The shift to an agentic world entirely flips this dynamic. We are moving from tactical execution to goal- and strategy-setting.
Instead of telling the software what to build, the team will input a high-level business objective: “We need to increase first-party data capture among Gen Z attendees at Live Nation events by 15% this quarter.” The software then steps up into the strategic role. It analyses historical engagement data, reviews what campaigns worked or failed in the past, designs the optimal interactive experience, schedules the roll out, and monitors performance. The human moves from being the primary builder to being the editor-in-chief. From tool-shaped to strategy-shaped.
“The primary performance vector is the quality and depth of the AI”
The first era of AI copilots, if we are being completely honest, were often extremely dumb. They were largely thin UI skins slapped on top of raw LLM endpoints. We called them “wrappers” back then. Glorified auto-complete bars that lacked any real sense of context, memory, or domain awareness.

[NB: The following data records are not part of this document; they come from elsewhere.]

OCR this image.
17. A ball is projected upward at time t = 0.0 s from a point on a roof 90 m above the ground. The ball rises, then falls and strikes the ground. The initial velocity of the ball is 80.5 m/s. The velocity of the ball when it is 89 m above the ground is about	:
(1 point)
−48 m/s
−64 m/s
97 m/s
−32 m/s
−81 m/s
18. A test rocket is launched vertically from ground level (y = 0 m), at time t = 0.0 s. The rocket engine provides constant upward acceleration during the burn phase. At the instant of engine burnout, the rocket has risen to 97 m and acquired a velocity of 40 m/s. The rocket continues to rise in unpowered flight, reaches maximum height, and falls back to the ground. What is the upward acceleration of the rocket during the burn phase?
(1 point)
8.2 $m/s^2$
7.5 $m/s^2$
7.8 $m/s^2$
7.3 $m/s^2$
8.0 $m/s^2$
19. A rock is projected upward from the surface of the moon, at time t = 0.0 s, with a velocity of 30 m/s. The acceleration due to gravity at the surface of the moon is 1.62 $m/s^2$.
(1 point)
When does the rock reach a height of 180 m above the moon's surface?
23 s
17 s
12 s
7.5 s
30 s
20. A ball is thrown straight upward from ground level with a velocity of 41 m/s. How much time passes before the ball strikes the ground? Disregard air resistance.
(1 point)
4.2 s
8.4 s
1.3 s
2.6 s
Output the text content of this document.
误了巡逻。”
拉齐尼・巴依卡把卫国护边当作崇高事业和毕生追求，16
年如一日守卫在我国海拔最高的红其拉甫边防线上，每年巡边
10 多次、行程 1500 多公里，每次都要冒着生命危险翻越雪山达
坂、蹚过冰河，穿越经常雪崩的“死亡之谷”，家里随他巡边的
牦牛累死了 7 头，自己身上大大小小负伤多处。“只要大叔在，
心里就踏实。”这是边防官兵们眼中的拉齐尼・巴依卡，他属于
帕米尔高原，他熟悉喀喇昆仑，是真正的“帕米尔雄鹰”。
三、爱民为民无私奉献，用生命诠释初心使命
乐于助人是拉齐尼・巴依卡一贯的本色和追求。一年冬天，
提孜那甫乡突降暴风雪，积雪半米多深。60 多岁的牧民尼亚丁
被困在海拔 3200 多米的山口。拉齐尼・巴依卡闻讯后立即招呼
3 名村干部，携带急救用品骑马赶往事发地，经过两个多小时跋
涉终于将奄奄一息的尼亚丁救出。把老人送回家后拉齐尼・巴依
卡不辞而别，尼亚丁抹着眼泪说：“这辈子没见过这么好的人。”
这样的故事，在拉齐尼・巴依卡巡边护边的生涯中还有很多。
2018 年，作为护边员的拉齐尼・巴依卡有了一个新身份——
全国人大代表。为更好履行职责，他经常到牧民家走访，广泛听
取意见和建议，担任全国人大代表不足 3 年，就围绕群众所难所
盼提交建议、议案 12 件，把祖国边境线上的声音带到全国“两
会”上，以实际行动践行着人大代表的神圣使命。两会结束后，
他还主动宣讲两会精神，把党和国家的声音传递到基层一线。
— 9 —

In this new era, your core engineering moat isn’t just your UI or your database model. As Des says, “the primary performance vector is the quality and depth of the AI”.
The harness is the product now. We’re already seeing some truly fascinating work here. This world will require moving far beyond stitching together API calls toward building deeply contextual and verticalised systems, and maybe even custom models, similar to what Intercom has done with Fin, or what Canva and Leonardo.ai are doing with visual generation. It means creating sophisticated “cognitive” architectures. The job as a modern product team is no longer just building great software features, the job is building a highly optimised “system” around the AI to maximise its capability to do real work within your specific domain.
These attributes, these new characteristics, form the basis of a new moat. It’s never been more viable to ship internal tools, to rip out overly expensive point solutions and roll tools specifically suited to your needs. This means the bar for what we will consider “premium” software is going to be drastically raised, but the opportunity on the other side may be bigger than any other time in software history.